使用 Vertex AI 构建和部署模型

剩余时间：39 分钟

关于此 Codelab

上次更新时间：1月 24, 2022

Google 员工编写

1. 概览

在本实验中，您将学习如何使用 Vertex AI（Google Cloud 新发布的代管式机器学习平台）构建端到端机器学习工作流。您将学习如何从原始数据到部署的模型，并在此研讨会期间做好准备，以便使用 Vertex AI 开发您自己的机器学习项目并将其投入生产环境。在本实验中，我们将使用 Cloud Shell 构建自定义 Docker 映像，以演示使用 Vertex AI 进行训练的自定义容器。

虽然我们在这里使用 TensorFlow 构建模型代码，但您可以轻松将其替换为其他框架。

学习内容

您将了解如何：

使用 Cloud Shell 构建模型训练代码并将其容器化
向 Vertex AI 提交自定义模型训练作业
将经过训练的模型部署到端点，并使用该端点进行预测

在 Google Cloud 上运行此实验的总费用约为 2 美元。

2. Vertex AI 简介

本实验使用的是 Google Cloud 上提供的最新 AI 产品。Vertex AI 将整个 Google Cloud 的机器学习产品集成到无缝的开发体验中。以前，使用 AutoML 训练的模型和自定义模型是通过不同的服务访问的。现在，该新产品与其他新产品一起将这两种模型合并到一个 API 中。您还可以将现有项目迁移到 Vertex AI。如果您有任何反馈，请参阅支持页面。

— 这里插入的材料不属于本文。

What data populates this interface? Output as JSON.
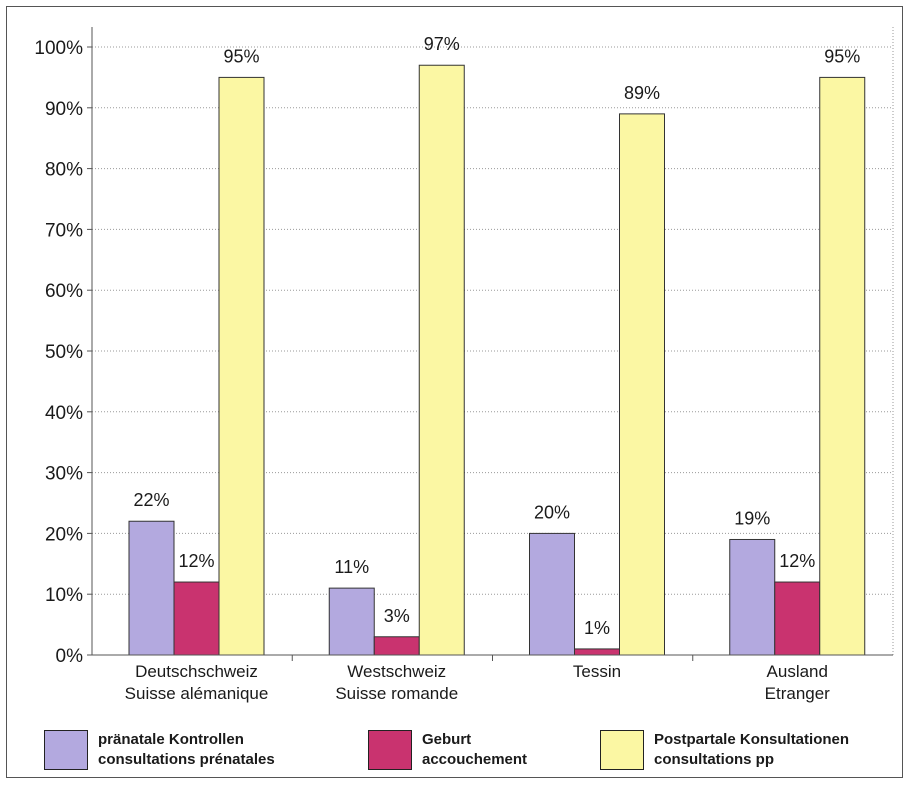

Vertex 包含许多不同的工具，可帮助您完成机器学习工作流的每个阶段，如下图所示。我们将重点介绍如何使用下面突出显示的 Vertex Training 和 Prediction。

Vertex 服务

3. 设置环境

自定进度的环境设置

请记住项目 ID，这是所有 Google Cloud 项目中的唯一名称（很抱歉，上述名称已被占用，您无法使用！）。

接下来，您需要在 Cloud 控制台中启用结算功能，才能使用 Google Cloud 资源。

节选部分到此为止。